As a child, I have always been interested in biology and in particular the chemistry that goes with it. I say this to my children also today: “Love is chemistry, nothing more”. And when you come home and your spouse has prepared a nice meal with lit candles, you must be wondering if it is for love or to kill you, because of the production of particles from combustion…
I think I was 10 when I got a microscope from Saint Nicholas and then I was able to experience the wonderful world of the invisible, a passion that still controls my work. For my studies and research, I opted for food technology. In these courses we learned on the one hand the techniques to kill microorganisms or to control growth and on the other hand the use of bacteria, yeasts and fungi to make tasty food. Just think of cheese, yogurt, salami, beer or wine. Research in the microbiology of water purification and soil purification has also been conducted and taught.
As a student, I even had a full fermentation setup on my bedroom radiator. A Dame-Jeanne with fruit juice, sugar, additional nutrients and yeast; time did the rest. Was it tasty? I cannot remember and dare not say, only that there was enough alcohol in it to organize a few parties. Over the years, I have seen attitudes towards the use of good bacteria change dramatically. Fortunately for the best.
It makes sense that a lot of research has been done on the germs or food alterations that make our lives in danger. It is only recently that scientific research has been carried out to use microorganisms to restore intestinal flora, treat acne, eliminate unpleasant sweat odors, and even treat chronic bronchitis.
The chemical industry is at its limits and often the side effects of molecules are worse than the disease.
Ecosystem services are the future and the use of good bacteria for the service of humanity is a must.
“Microorganisms have inhabited all corners and sides of our planet for billions of years”
As humans and researchers, we don’t realize that microorganisms have populated all corners and sides of our planet for billions of years. They have already withstood major natural disasters, just think of the formation of oxygen, which is detrimental to anaerobic bacteria. But they are still found everywhere.
That is why we are going to seek solutions in nature with BioOrg and we are convinced that for every pollutant one or more microorganisms can be found somewhere and they can clean up the pollution.
“Microbiology is not a science”, was once blamed an engineer from the European Commission. The reason was that my microbiological analysis of the indoor air showed real risks to building users and this aspect is often unknown to engineers, so not real.
Microbiology is only a recent science and this invisible life is being studied further and new interactions are discovered every day. Only recently did we find out that bacteria ‘talk’ to each other, and even have a social behavior, but in stressful situations part of the population is sacrificed to provide food for necessary survivors, they can also cross surfaces to the search for food and yes first come, first serve… therefore, people live and behave like bacteria.
In fact, the way we digest and break down food into fuels and building materials is the same as the way bacteria break down and transform food: enzymatic activity. Nothing new under the sun.

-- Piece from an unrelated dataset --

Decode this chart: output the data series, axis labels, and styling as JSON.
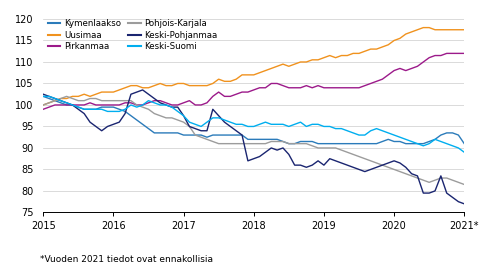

I got to know Koen at the end of the last century, as a client for his Blygold business, and have had many years of conversations about microbiological contamination issues in food production and the pharmaceutical industry. Chemistry was the chosen resource, but how do you explain the fungal contamination in refrigeration, legionella in cooling towers or nosocomial infections in hospitals that cause deaths every day, despite approved processes and hygiene measures? and validations?
The solutions lie in nature, a laboratory that has conducted research for billions of years and a world in which businesses work.